Als sie heute früh aufgestanden war und das Morgenmagazin eingeschaltet hatte, hatte sie das eingeblendete Datum in den Nachrichten gesehen. Vier Ziffern, die sie erkennen ließen, dass heute ihr Geburtstag war. Ihren Geburtstag konnte sie nicht vergessen. Es waren nur Zahlen in einer bestimmten Anordnung, aber sie blieben fest verankert in ihrem Kopf, auch wenn sie die meisten ihrer Erinnerungen an das Leben vor ihrer Gefangenschaft verloren hatte. »Herzlichen Glückwunsch«, hatte sie sich gesagt und daran gedacht, wie er diesen Tag mit ihr feiern würde. Da hatte sie gewusst, dass sie das nicht noch einmal ertragen könnte. Sie wusste nicht, wie oft er sich an ihr vergangen hatte, wie viele Male er diese unaussprechlichen Dinge mit ihr getan hatte. Sie wusste nur: Heute war Schluss damit. Wenn sie das nur noch ein einziges Mal durchleben musste, würde sie sterben. Und auch wenn der Tod so manches Mal nichts Bedrohliches mehr an sich gehabt hatte und vielleicht sogar eine Erlösung gewesen wäre – sie wollte nicht sterben. Nicht so. Es war ihr dreißigster Geburtstag. Heute würde sie fliehen.

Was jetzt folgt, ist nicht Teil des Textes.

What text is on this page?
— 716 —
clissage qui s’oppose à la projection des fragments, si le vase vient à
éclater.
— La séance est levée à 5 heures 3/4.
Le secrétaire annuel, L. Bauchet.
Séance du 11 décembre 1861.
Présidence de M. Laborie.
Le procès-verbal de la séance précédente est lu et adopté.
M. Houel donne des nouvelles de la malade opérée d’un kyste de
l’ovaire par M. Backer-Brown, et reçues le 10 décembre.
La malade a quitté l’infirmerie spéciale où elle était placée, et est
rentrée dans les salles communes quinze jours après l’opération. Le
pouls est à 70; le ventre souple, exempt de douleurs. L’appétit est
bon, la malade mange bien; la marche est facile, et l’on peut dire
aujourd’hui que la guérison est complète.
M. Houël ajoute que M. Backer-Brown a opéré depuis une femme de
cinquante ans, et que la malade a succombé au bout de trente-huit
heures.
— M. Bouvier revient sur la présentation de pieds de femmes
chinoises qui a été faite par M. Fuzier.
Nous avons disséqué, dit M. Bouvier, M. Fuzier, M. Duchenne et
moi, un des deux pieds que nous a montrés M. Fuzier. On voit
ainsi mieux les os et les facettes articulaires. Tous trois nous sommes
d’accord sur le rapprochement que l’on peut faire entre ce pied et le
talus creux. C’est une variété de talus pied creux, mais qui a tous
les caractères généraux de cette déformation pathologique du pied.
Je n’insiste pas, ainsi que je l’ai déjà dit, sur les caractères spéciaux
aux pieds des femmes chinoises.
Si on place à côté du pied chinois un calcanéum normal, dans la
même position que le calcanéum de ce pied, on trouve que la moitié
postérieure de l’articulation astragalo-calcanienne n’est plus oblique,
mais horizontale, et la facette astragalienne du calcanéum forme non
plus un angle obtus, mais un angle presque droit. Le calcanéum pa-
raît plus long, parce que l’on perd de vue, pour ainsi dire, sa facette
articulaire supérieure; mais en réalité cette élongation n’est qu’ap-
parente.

Er war in die Stadt gefahren. Sicher wollte er ein Geschenk für sie besorgen. Was er so Geschenk nannte. Vielleicht würde er auch ein paar Partygäste mitbringen. Fremde oder alte Freunde, die an ihrem Geburtstag feiern wollten. Sich selbst, sich und ihre perversen, abartigen Gedanken und Neigungen. Sie würden sie benutzen wie ein lebloses Spielzeug. Eine Puppe in den Händen von teuflischen, verrohten Kindern, die alles ausprobierten und testeten, was ihre dreckigen Phantasien überkam.
Eine Welle der Platzangst traf sie so heftig, dass sie aufsprang, ihren Mund aufriss und die abgestandene Kellerluft inhalierte, als schnürte ihr jemand die Kehle zu. Sie streckte ihre Hände aus, um für sich Platz zu schaffen, um die Wände weiter wegzuschieben, Wände wie das Innere eines Sarges. Gott, sie musste sich bewegen, sie musste laufen.
Hastig lief sie hinaus in den kalten Kellerflur und schlug dabei mit der Schulter gegen die Tür. Sie hastete die Treppe hinauf in das überirdische Haus, wo es Fenster gab und Türen. Es war ihr strengstens untersagt, hier oben zu sein. Die Strafe, die darauf stand, war ihr wohlbekannt. Doch heute war es so weit. Heute würde sie sich ihm widersetzen.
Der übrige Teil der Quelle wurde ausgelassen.